Part V. of the London Building Act, 1894, provides for open spaces about buildings and height of building.
It provides, in the case of new houses in new streets, for an open space in the rear, exclusively belonging to such building, of at least 150 square feet, free from erections exceptW.C.and ashpit. Where the ground storey is not inhabited, this open space may be provided at a height of 16 feet above the level of the pavement. The open space must extend the entire width of the building and have a depth of 10 feet at least.
A diagonal line drawn from the rear of the open spaceon the pavement level, and inclining towards the building at an angle of 63°·5, shall clear the top of such building save chimneys, dormers, gables, &c. This means that the house may be at all levels twice as high as the space is deep.
When a house abuts at the rear on a street or permanent 'open space,' then no private open space or curtilage need be provided.
'Nothing in this section shall apply to houses abutting in the rear on the river Thames, or on a public park, or on an 'open space' of not less than 80 feet in depth which is dedicated to the public, or the maintenance of which as an open space is secured permanently or to the satisfaction of the Council by covenant or otherwise.'
In new streets less than 50 feet wide no house may be erected having a height greater than the width of the street.
No house may be more than 80 feet high without the special permission of the Council.
These regulations, from the point of view of health, are as bad as can be, because they put a premium, so to say, on buildings of enormous cubic capacity. We have seen that the provisions as to private curtilage are limited to a back yard 10 feet deep, but in the case of houses abutting on two streets, front and back, or abutting on a street and 'open space' 80 feet deep, these restrictions are dispensed with.

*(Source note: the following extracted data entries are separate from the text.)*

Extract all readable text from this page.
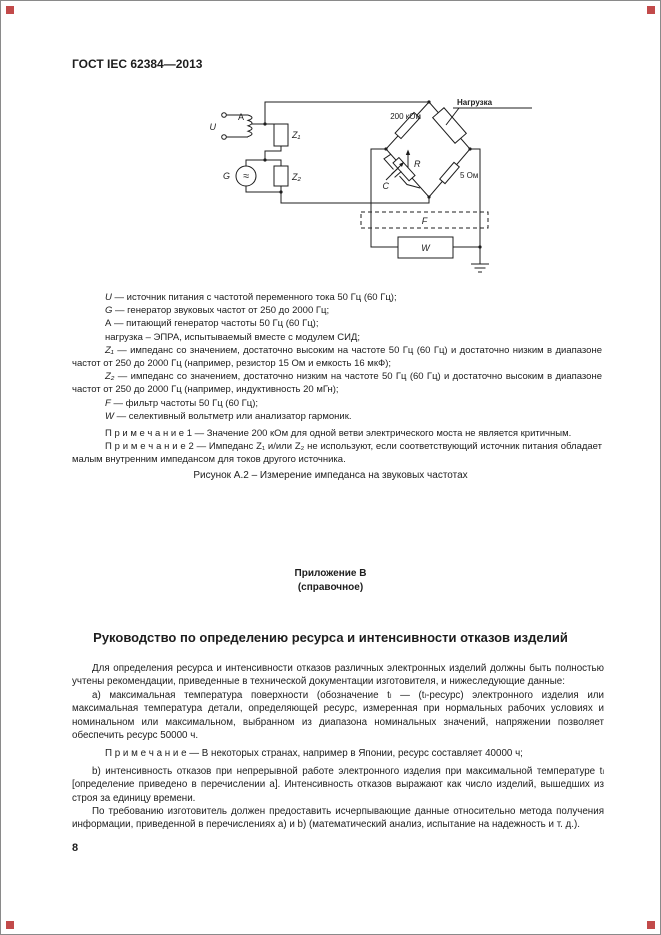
ГОСТ IEC 62384—2013
U
А
Z₁
G ≈	Z₂
200 кОм
Нагрузка
R
C
5 Ом
F
W

U — источник питания с частотой переменного тока 50 Гц (60 Гц);

G — генератор звуковых частот от 250 до 2000 Гц;

А — питающий генератор частоты 50 Гц (60 Гц);

нагрузка – ЭПРА, испытываемый вместе с модулем СИД;

Z₁ — импеданс со значением, достаточно высоким на частоте 50 Гц (60 Гц) и достаточно низким в диапазоне частот от 250 до 2000 Гц (например, резистор 15 Ом и емкость 16 мкФ);

Z₂ — импеданс со значением, достаточно низким на частоте 50 Гц (60 Гц) и достаточно высоким в диапазоне частот от 250 до 2000 Гц (например, индуктивность 20 мГн);

F — фильтр частоты 50 Гц (60 Гц);

W — селективный вольтметр или анализатор гармоник.

П р и м е ч а н и е 1 — Значение 200 кОм для одной ветви электрического моста не является критичным.

П р и м е ч а н и е 2 — Импеданс Z₁ и/или Z₂ не используют, если соответствующий источник питания обладает малым внутренним импедансом для токов другого источника.

Рисунок А.2 – Измерение импеданса на звуковых частотах
Приложение В
(справочное)
Руководство по определению ресурса и интенсивности отказов изделий

Для определения ресурса и интенсивности отказов различных электронных изделий должны быть полностью учтены рекомендации, приведенные в технической документации изготовителя, и нижеследующие данные:

а) максимальная температура поверхности (обозначение tₗ — (tₗ-ресурс) электронного изделия или максимальная температура детали, определяющей ресурс, измеренная при нормальных рабочих условиях и номинальном или максимальном, выбранном из диапазона номинальных значений, напряжении позволяет обеспечить ресурс 50000 ч.

П р и м е ч а н и е — В некоторых странах, например в Японии, ресурс составляет 40000 ч;

b) интенсивность отказов при непрерывной работе электронного изделия при максимальной температуре tₗ [определение приведено в перечислении а]. Интенсивность отказов выражают как число изделий, вышедших из строя за единицу времени.

По требованию изготовитель должен предоставить исчерпывающие данные относительно метода получения информации, приведенной в перечислениях а) и b) (математический анализ, испытание на надежность и т. д.).

8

If an open space, acquired and maintained at enormous cost, is to be an excuse for surrounding it with huge blocks of 'flats' 80 feet high, it is not difficult to see that their effect on the public health will be mischievous rather than beneficial. There is no advantage in looking out on an open space through a closed window, and the great problem in London is how to manage that young children under school age are to breathe the external air which is essential to theirproper development. In the country the perambulator is pushed into the garden, and through the open door the mother at her work can have an eye upon her children. But for a family occupying a set of rooms in a 'model dwelling,' when the father is gone to work, the elder children at school, and the mother busy, there is nothing for it but to allow the children to breathe the air of the living-rooms, fouled from many sources. These children seldom breathe external air, and never breathe really fresh air. When they are a little older, they fluctuate between crowded two-storeyed schools, a fetid home, and an 'open space' (perhaps 80 feet wide and surrounded by houses 80 feet high!). Is it to be wondered at that the even tenor of their way is interrupted by diphtheria and scarlet fever, or that 22 per cent. die without ever keeping a birthday, and that children under five are more than decimated annually?
One must rejoice to think that in new houses (mostly) on the outskirts the little child will have a back yard to play in, having an area of at least 150 square feet (with deductions for the permitted erections).
The little child in the 'Strand' will enjoy no such luxury, and how it is to get any fresh air before it is old enough to play in the fearfully crowded and dangerous streets is a mystery.